Authors: Jordan Tigani and Siddartha Naidu
Publisher: Wiley, 2014
Aimed at: Analysts and developers wanting to learn BigQuery
Reviewed by: Kay Ewbank
Will this book help you make the most of BigQuery?
When Google released BigQuery, it sounded interesting. A service that lets you analyze terabytes of data in seconds using SQL-like queries and the processing power of Google's infrastructure – obviously a winner. Knowing whether or not it would make your own particular analysis task easier and faster is a different matter. The authors of Google BigQuery Analytics are well placed to give the inside story of BigQuery; Siddartha Naidu was one of the two original engineers who built the original prototype, and Jordan TIgani is also part of the internal Google BiqQuery team. The book has been written to take you from first using BigQuery all the way through to advanced use and using BigQuery in applications from other systems.
The first four chapters of the book cover the BigQuery fundamentals, the Google view of Big Data, and the BigQuery Object Model. The first chapter on ‘the story of Big Data at Google’ is a very good overview of what big data is and how to deal with it, though obviously with a Google spin on the topic, and the next three chapters give an excellent grounding on BigQuery.
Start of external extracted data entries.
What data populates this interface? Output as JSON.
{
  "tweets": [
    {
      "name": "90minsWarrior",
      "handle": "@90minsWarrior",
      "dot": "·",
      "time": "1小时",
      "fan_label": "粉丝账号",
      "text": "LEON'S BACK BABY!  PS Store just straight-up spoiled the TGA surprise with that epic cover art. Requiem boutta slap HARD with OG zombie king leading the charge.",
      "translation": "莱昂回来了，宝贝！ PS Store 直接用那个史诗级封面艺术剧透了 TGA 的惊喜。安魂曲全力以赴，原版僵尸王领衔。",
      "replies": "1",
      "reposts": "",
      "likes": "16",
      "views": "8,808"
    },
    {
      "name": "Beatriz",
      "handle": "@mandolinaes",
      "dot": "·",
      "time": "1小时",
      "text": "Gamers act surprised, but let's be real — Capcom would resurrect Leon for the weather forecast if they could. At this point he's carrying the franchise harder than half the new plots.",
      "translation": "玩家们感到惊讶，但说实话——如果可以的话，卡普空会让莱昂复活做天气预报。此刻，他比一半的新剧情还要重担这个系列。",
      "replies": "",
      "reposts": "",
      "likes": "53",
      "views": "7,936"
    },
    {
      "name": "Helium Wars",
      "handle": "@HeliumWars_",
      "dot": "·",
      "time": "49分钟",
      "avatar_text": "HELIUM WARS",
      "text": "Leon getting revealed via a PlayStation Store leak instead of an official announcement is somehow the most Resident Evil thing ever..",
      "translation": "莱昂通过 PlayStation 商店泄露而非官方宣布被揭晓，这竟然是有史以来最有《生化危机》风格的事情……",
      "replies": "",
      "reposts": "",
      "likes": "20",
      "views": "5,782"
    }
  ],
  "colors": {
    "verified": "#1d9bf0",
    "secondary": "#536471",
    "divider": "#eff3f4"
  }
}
Part II looks at ‘Basic BigQuery’. There’s a chapter on talking to the BigQuery API that starts from the raw underlying HTTP format of the REST API, then goes on to look at authentication, an. There’s a nice section on ‘RESTful web services for the SOAP-less masses’ that explains REST in a really clear way. The rest of the chapter concentrates on the REST collections in the API. The techniques for loading data are tackled next, followed by running queries. This takes you from how to send the API requests through to how to construct valid queries in BigQuery’s SQL-like language. The final chapter in this section puts what you’ve been shown so far together by creating an application consisting of an Android client, AppEngine application that uses BigQuery for logging, creating and managing a dashboard with graphs and reports, and also enables the running of ad-hoc queries. The sample code (in Python) is all available online for download, and is well explained.
The third section covers the more advanced aspects of BigQuery. There’s a good chapter on understanding query execution that describes the systems that BigQuery is based on, and how to use them to write good queries. The authors point out that because the BigQuery language looks very like SQL, it’s tempting to use the techniques you’ve developed to make SQL queries run efficiently. In fact under the covers BigQuery is very different and your SQL habits can result in very slow queries, so you need to override your gut feel for what makes a good query and look at what’s really needed. The next chapter goes even further into queries showing some examples that you probably wouldn’t have thought of as a SQL query writer. The BigQuery extensions to SQL such as ‘EACH’ (which tells the query engine to perform a shuffle operation to sort data so it can be processed in parallel) are explained, along with examples of how to use them. Errors specific to BigQuery such as Result too large and Resources exceeded are also explained, and the chapter ends with a set of ‘recipes’ showing analysis such as pivot tables, cohort analysis, parallel lists, how to find concurrency, and trailing averages. This will probably be one part of the book you return to if you’re using BigQuery for real. This part of the book ends with a useful chapter on managing data stored in BigQuery that gives best practices for partitioning data effectively, and for reducing the cost of running BigQuery.
While BigQuery has a lot of interesting features, chances are it will be only part of most solutions, and the final part of the book considers using it with other systems. The first chapter on external data processing shows how to get your data out of BigQuery, then shows using MapReduce to transform BigQuery tables and using Hadoop over your BigQuery data. In something of a change of scale, the chapter also looks at querying BigQuery from a spreadsheet, with techniques for both Google Spreadsheets and Excel.
Third-party tools for data visualization (Tableau and BIME are discussed), client-side encryption, R, and BigQuery via ODBC are the topic of the next chapter, with walkthroughs in each case showing how to connect the different elements to BigQuery. The final chapter looks at querying Google data sources – AdSense, Google Analytics and DoubleClick.
If you’re at all interested in Google BigQuery, this is an excellent book. The descriptions and sample code are clear and easy to understand, and the fact the authors are so involved with the project means they include insights into why things were designed in that particular way. There are useful descriptions of the differences between BigQuery and other tools such as MapReduce, and overall you’ll come out with a much clearer view of the big data scene right now, and how everything fits together.